Merge pull request Azure#1 from pradorodriguez/branch-mp-dev2

pradorodriguez · web-flow · commit c87a27c16474 · 2025-03-01T11:39:18.000-05:00
Adding document intelligence code
diff --git a/processUploads/__init__.py b/processUploads/__init__.py
@@ -7,6 +7,42 @@
 import io
 import os
 import json
+import base64
+
+# Libraries used in the future Document Processing client code - Migrate to utils
+from azure.identity import DefaultAzureCredential
+from azure.ai.documentintelligence import DocumentIntelligenceClient
+from azure.ai.documentintelligence.models import AnalyzeResult, AnalyzeDocumentRequest
+
+# Variables used in the future Document Processing client code - Migrate to utils
+endpoint = "" # Add the endpoint URL for the Document Processing service
+
+def extract_text_from_blob(blob_name):
+    try:
+        credential = DefaultAzureCredential()
+        
+        client = DocumentIntelligenceClient(
+            endpoint=endpoint, credential=credential
+        )
+        
+        content = get_blob_content("bronze", blob_name)
+        
+        base64_content = base64.b64encode(content).decode('utf-8')    
+
+        poller = client.begin_analyze_document(
+            # AnalyzeDocumentRequest Class: https://learn.microsoft.com/en-us/python/api/azure-ai-documentintelligence/azure.ai.documentintelligence.models.analyzedocumentrequest?view=azure-python
+            "prebuilt-read", AnalyzeDocumentRequest(bytes_source=base64_content
+        ))
+        result: AnalyzeResult = poller.result()
+        
+        if result.paragraphs:    
+            paragraphs = "\n".join([paragraph.content for paragraph in result.paragraphs])            
+        
+        return paragraphs
+        
+    except Exception as e:
+        logging.error(f"Error processing {blob_name}: {e}")
+        return None
 
 def extract_text_from_docx(blob_name):
     try:
@@ -48,6 +84,9 @@ def main(req: func.HttpRequest) -> func.HttpResponse:
     
     processed_files = []
     errors = []
+    
+    # Document Intelligence supported suffixes
+    suffixes = (".jpg", ".jpeg", ".png", ".tiff", ".docx", ".xlsx", ".pptx", ".pdf")
 
     # Lists blobs in the 'bronze' container
     if selected_blobs:
@@ -58,6 +97,17 @@ def main(req: func.HttpRequest) -> func.HttpResponse:
             try:
                 blob_name = blob.get("name")
 
+                # Extract text from supported file types using Document Intelligence
+                # if blob_name.endswith(suffixes):
+                #     logging.info(f"Processing: {blob_name}")

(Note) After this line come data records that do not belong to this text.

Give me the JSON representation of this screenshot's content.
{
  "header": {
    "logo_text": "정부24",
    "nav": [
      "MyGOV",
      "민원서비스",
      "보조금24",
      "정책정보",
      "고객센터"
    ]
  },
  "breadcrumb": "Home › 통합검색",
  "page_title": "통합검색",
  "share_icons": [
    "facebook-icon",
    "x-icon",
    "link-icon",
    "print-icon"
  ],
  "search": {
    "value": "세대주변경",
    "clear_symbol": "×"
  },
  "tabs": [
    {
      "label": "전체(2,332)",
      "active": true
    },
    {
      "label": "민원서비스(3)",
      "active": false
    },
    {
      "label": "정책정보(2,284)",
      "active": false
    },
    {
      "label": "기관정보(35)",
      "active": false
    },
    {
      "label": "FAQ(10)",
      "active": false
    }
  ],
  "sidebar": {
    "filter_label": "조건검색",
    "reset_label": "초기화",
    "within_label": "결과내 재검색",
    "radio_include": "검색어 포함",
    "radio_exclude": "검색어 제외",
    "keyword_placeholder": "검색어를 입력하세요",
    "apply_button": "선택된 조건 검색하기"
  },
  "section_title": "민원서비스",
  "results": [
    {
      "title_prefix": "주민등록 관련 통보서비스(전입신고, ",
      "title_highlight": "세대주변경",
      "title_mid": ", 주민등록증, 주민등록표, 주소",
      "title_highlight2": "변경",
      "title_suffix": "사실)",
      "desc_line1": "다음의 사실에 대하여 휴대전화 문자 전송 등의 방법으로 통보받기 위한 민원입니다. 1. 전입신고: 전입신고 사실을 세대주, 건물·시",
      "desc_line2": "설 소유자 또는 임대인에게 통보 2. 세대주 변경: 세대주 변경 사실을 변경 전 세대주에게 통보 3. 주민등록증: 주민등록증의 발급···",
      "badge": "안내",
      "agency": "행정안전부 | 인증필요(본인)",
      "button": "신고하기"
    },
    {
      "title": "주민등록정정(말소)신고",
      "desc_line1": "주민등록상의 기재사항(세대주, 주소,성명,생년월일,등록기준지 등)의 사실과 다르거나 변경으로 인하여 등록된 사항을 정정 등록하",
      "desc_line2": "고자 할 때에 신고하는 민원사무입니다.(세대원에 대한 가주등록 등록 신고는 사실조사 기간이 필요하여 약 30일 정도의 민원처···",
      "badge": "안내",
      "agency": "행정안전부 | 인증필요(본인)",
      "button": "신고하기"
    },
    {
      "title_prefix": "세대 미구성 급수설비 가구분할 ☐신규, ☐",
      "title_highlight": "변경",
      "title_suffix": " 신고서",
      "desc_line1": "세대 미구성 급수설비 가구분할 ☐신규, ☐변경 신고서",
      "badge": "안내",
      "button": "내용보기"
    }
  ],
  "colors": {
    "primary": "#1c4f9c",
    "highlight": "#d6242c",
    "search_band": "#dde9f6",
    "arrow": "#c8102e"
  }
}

+                #     text = extract_text_from_blob(blob_name)
+                #     if text:
+                #         sourcefile = os.path.splitext(os.path.basename(blob_name))[0]
+                #         write_to_blob(f"silver", f"{sourcefile}.txt", text)
+                #         processed_files.append(blob_name)
+                #     else:
+                #         errors.append(f"Failed to extract text from: {blob_name}")
+
                 if blob_name.endswith(".docx"):
                     logging.info(f"Processing DOCX: {blob_name}")
                     text = extract_text_from_docx(blob_name)
diff --git a/requirements.txt b/requirements.txt
@@ -1,5 +1,6 @@
 annotated-types==0.7.0
 anyio==4.8.0
+azure-ai-documentintelligence==1.0.0
 azure-ai-textanalytics==5.2.0
 azure-cognitiveservices-speech==1.41.1
 azure-common==1.1.28